In The Lancet, Jonathan Piccini and colleagues11 present data from PACIFIC-AF, a phase 2 double-blind randomised trial powered to assess bleeding in patients with atrial fibrillation (CHA2DS2-VASc scores ≥2) receiving 12-week courses of the FXIa inhibitor asundexian or the FXa inhibitor apixaban. The primary endpoint was a composite of major or clinically relevant non-major bleeding according to International Society on Thrombosis and Haemostasis criteria. 753 patients were included in the analysis (249 received asundexian 20 mg per day, 254 received asundexian 50 mg per day, and 250 received apixaban twice daily). The mean age was 73·7 years (SD 8·3), 309 (41%) were women, 216 (29%) had chronic kidney disease, and the mean CHA2DS2-VASc score was 3·9 (1·3). Trough concentrations of asundexian reduced FXIa activity by 80–90%, indicating substantial inhibition of the target. Ratios of incidence proportions for the primary endpoint were 0·50 (90% CI 0·14–1·68) for 20 mg asundexian, 0·16 (0·01–0·99) for 50 mg asundexian, and 0·33 (0·09–0·97) for the pooled asundexian doses, compared with apixaban. Results for all bleeding events (including minor bleeding) showed similar reductions in favour of asundexian. Rates of non-bleeding adverse events were similar in the treatment groups.

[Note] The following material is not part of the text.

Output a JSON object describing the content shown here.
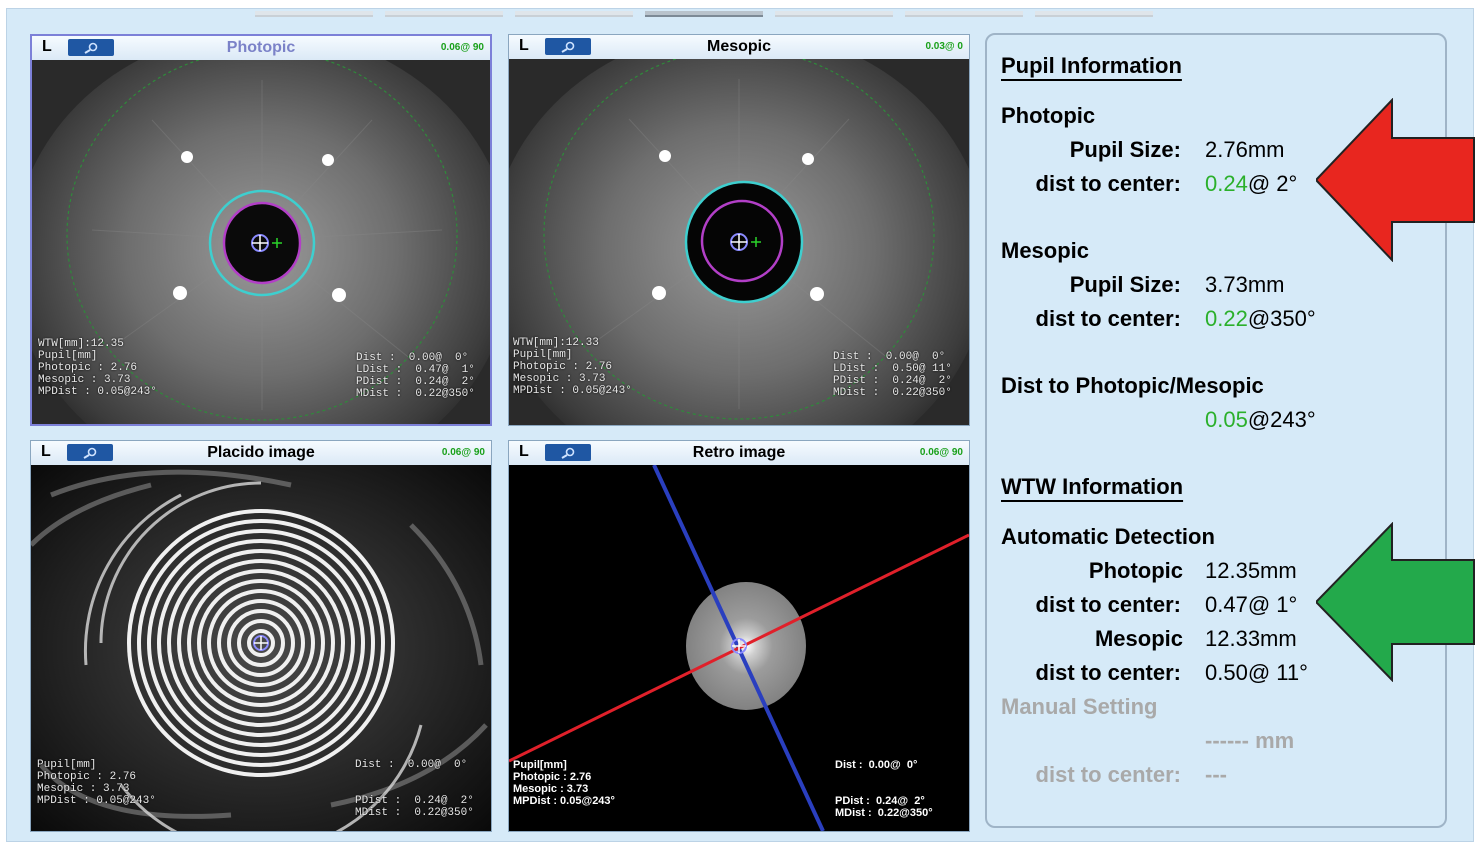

Enthusiasm for drugs targeting FXI or FXIa is based on the promise that such agents will uncouple desired antithrombotic effects from deleterious anti-haemostatic effects.3 PACIFIC-AF is the first in-human trial to show a reduction in bleeding with an FXIa inhibitor when compared with standard treatment. The results contribute to a growing body of evidence that justifies pursuing antithrombotic strategies that target FXI or FXIa. However, the study has limitations. PACIFIC-AF was designed as a phase 2 dose-finding study, and it was not powered to test differences in rates of thrombosis between groups. Furthermore, the number of bleeding events was only half of the anticipated number (ten compared with 20 events), and no major bleeding events were observed. Therefore, although asundexian is likely to have caused less bleeding than apixaban, the results did not allow the magnitude of the effect to be accurately determined. The authors point out a strong correlation between minor and major bleeding in other anticoagulation trials.12 However, this concept might not be useful for studies comparing an FXIa inhibitor to conventional anticoagulation. More than 60 years of experience with patients lacking FXI indicate that they are not more prone to intracranial or gastrointestinal haemorrhage than the general population. Given this, compared with FXa inhibitors, FXIa inhibitors might not only be associated with fewer bleeding episodes, but also with types of bleeding events that are less life-threatening. Studies designed to investigate this possibility are required.

Acknowledgments

I receive funding from the US National Institutes of Health for research into the roles of FXI and other plasma proteins in thrombosis and inflammation. I receive or have received consulting fees from companies with interests in targeting FXI or FXIa for therapeutic purposes (Anthos Therapeutics, Aronora, Bayer, Bristol-Myers Squibb, Ionis, Janssen, and Novartis), including Bayer, the sponsor of the PACIFIC-AF trial, but unrelated to asundexian. I serve, or have served, on boards of clinical trials of FXIa inhibitors run by Bristol-Myers Squibb and Janssen and have received travel honoraria to attend meetings at the invitation of Anthos Therapeutics.